O senhor é uma referência em trabalho duro e comprometimento. Mas o mundo discute cada vez mais o equilíbrio. O senhor trabalhou exageradamente? 

Sempre gostei de trabalhar duro. É parte de nossa cultura. Mas isso não quer dizer abrir mão da família. Significa que você tem de administrar muito bem seu tempo. Sempre falei isso para os trainees nesses 30 anos. Sempre me perguntam de balanço de vida pessoal e profissional. Eu digo que isso sempre foi uma coisa que você precisou administrar.

Quando estava na faculdade, tinha de pensar se vai para a festa ou estuda para tirar uma nota melhor. Isso sempre foi presente na vida, não temos tempo para tudo o que queremos fazer, e a vida é muito curta para tudo o que queremos alcançar. 

Olhando para o futuro do mercado de consumo, o que há de concreto nas mudanças recentes?

O principal continuará valendo. O consumidor nunca vai ter a vida baseada ou na loja da esquina ou na marca grande. As ocasiões se fragmentam cada vez mais. Tem hora que você olha preço, e hora que você não olha. Tem hora que quer qualidade, e hora que quer só quebrar um galho. Hora que quer online, hora que não quer.

A Amazon comprou o Whole Foods porque viu que em nenhum momento o consumidor resolveria 100% das coisas online; tem hora que ele quer pegar, quer testar. Sonho grande continua valendo; pessoas que fazem diferente, também; cultura de dono, também; foco nas necessidades do consumidor e trabalhar de lá para trás, nada disso mudou.

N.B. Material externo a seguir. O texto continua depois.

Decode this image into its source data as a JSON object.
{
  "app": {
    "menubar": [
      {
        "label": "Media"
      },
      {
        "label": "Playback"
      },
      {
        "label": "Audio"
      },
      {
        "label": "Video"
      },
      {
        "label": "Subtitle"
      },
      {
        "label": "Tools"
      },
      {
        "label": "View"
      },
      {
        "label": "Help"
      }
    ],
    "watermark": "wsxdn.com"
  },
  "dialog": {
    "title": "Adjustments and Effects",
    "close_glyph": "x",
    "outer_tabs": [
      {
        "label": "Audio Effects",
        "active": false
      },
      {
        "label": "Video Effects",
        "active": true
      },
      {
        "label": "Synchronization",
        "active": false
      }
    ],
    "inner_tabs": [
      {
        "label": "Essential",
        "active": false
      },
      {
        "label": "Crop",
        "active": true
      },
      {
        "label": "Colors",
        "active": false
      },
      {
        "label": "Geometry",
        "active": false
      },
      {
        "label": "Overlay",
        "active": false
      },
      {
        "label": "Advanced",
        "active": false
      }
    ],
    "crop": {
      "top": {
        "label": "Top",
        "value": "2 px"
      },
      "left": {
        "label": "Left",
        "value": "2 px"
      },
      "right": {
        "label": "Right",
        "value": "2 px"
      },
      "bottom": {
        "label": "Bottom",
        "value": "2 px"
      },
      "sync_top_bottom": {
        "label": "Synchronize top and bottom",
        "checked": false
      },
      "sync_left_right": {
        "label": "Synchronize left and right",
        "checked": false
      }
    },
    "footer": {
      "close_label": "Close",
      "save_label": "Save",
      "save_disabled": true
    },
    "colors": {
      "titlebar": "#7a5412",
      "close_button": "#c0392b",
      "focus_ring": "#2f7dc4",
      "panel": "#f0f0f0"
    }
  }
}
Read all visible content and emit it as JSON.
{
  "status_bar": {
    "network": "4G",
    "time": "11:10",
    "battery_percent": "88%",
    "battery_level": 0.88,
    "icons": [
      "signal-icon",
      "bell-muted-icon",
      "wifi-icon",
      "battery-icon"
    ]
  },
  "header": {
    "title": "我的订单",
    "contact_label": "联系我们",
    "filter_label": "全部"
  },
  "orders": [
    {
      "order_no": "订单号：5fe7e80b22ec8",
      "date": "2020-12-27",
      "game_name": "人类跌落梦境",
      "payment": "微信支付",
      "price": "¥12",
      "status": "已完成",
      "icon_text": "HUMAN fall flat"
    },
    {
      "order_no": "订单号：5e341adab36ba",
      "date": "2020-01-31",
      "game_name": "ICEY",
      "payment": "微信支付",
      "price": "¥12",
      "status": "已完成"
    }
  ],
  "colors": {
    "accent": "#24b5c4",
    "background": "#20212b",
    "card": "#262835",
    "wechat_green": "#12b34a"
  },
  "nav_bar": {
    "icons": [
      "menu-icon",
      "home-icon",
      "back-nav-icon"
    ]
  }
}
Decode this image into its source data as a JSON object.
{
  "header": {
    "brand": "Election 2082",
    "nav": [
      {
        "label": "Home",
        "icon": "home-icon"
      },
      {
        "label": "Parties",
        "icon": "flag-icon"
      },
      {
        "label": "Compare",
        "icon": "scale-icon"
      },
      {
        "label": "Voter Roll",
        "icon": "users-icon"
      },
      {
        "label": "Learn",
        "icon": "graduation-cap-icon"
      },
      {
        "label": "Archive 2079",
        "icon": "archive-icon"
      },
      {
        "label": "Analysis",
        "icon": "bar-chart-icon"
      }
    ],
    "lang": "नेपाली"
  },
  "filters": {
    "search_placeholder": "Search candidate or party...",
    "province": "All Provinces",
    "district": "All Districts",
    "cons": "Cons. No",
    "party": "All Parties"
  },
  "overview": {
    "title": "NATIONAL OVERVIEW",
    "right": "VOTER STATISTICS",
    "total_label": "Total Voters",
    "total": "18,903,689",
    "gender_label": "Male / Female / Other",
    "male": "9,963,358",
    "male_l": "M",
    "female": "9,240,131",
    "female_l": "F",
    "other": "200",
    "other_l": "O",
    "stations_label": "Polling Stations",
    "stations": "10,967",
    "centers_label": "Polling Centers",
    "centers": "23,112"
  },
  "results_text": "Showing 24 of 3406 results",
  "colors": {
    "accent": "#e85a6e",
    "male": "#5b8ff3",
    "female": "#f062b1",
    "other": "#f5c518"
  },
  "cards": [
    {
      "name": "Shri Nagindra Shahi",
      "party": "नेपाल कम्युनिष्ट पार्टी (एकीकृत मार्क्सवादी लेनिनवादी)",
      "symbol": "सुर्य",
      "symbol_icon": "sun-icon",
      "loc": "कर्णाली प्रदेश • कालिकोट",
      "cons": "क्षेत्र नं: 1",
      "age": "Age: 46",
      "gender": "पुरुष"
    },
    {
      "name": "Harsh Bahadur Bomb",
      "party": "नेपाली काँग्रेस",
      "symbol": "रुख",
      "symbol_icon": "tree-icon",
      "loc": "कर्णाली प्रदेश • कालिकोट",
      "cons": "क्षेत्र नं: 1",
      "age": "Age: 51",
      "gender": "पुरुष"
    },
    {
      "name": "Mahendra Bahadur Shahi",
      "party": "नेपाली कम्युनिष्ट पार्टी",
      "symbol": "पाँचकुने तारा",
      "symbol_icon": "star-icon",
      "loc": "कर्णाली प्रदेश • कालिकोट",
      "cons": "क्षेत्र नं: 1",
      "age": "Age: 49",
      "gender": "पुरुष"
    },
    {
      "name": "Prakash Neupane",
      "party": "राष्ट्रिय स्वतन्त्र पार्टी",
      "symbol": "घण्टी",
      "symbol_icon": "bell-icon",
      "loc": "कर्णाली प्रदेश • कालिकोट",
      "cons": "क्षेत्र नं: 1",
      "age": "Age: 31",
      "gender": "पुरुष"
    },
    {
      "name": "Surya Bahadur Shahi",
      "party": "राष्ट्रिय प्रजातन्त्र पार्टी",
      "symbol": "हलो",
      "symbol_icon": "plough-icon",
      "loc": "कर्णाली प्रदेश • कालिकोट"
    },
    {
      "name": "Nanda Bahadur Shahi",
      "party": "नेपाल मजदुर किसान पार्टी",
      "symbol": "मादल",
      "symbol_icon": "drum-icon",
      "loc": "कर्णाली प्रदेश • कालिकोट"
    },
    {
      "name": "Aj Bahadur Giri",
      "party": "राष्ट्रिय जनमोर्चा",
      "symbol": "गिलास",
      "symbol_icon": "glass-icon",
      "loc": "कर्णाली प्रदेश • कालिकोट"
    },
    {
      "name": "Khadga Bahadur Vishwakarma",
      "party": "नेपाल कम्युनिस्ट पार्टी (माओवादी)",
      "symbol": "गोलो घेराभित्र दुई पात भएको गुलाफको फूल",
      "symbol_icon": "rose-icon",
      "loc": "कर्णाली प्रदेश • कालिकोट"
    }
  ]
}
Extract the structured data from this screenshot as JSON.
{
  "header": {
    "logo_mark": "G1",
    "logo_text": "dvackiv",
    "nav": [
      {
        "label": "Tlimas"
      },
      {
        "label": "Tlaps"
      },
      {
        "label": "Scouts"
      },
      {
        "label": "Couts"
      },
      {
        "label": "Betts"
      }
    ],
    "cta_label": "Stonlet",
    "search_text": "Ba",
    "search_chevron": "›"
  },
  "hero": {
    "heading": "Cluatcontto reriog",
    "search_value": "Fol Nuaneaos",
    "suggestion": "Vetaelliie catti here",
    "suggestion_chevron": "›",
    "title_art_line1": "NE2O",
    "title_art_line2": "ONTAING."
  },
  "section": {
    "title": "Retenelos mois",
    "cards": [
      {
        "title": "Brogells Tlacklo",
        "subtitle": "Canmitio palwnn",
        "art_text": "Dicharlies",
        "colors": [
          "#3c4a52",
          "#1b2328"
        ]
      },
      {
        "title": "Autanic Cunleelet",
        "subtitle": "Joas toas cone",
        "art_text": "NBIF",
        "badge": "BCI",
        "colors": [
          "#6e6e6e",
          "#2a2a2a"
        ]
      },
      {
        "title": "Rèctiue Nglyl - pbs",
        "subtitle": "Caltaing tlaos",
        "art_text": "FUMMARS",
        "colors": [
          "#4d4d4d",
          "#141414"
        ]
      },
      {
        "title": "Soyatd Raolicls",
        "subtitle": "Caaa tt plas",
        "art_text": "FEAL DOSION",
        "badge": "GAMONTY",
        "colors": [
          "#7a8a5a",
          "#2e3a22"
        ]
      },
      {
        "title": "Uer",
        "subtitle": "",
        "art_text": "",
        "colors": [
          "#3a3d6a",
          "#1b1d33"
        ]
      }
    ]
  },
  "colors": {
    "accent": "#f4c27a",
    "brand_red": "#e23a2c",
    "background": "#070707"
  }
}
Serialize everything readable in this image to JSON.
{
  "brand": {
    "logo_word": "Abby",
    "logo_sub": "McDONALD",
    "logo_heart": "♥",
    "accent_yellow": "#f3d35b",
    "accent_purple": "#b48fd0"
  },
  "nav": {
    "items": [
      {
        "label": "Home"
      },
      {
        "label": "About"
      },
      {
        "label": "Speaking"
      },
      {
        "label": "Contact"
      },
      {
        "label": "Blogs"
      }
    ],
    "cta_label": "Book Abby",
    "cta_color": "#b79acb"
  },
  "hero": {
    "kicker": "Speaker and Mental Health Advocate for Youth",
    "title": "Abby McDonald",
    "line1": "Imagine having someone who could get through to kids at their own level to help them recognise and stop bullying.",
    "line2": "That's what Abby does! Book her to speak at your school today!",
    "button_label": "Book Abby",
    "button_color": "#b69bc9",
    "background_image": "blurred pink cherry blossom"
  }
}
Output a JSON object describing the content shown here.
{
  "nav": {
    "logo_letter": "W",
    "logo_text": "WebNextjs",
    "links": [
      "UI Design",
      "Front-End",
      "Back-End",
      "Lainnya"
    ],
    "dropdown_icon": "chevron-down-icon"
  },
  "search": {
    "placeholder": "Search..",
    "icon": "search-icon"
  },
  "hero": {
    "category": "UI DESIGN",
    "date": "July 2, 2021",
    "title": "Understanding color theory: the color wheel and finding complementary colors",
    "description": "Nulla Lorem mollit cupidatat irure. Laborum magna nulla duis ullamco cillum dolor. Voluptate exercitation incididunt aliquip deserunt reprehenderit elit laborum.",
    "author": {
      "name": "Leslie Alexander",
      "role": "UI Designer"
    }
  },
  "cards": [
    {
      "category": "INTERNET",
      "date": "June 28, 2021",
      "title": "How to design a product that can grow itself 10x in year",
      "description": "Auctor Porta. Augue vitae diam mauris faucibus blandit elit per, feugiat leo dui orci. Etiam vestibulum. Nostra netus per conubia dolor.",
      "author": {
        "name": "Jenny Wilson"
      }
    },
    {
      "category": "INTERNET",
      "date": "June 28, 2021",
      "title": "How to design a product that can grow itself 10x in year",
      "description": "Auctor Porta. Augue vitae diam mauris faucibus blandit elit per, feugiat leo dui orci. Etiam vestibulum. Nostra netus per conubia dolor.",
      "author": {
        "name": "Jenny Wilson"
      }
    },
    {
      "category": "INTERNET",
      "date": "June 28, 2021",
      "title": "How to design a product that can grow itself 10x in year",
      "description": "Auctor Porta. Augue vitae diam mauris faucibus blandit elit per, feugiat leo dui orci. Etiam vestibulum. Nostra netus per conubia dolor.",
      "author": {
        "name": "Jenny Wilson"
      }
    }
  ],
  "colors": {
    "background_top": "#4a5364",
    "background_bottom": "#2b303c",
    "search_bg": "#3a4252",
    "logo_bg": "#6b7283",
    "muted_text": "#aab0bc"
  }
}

O que mudou: há mais tecnologia, que permite fazer coisas que antes você não conseguia. Claro que a vida está mais prática, mas as necessidades são as mesmas. A tecnologia também faz com que, se bobear, você perca muito tempo com besteira. Ela pode não melhorar a produtividade porque cria muita distração. O consumidor hoje é muito mais informado e espera das empresas que elas também tenham opinião, e não só produtos espetaculares. 

Por qual marca o senhor gostaria de ser lembrado? 

Gostaria de ser lembrado como uma pessoa que é parte de um time que na média deu muito certo. Sempre fomos uma empresa de princípios em tempos bons e ruins, e uma empresa que sempre procurou entender que é parte de uma comunidade. Nosso negócio é global, mas em sua essência ele é local: 97% dos produtos que fazemos contratamos localmente, compramos localmente e vendemos para os consumidores locais.

Dependemos da comunidade, e ajudamos a comunidade. Criamos várias iniciativas para ajudar os pontos de venda fechados na pandemia. Criamos lives para os consumidores. Daqui a 20 anos meus filhos poderão olhar para trás e ver que atingi coisas legais de forma ética.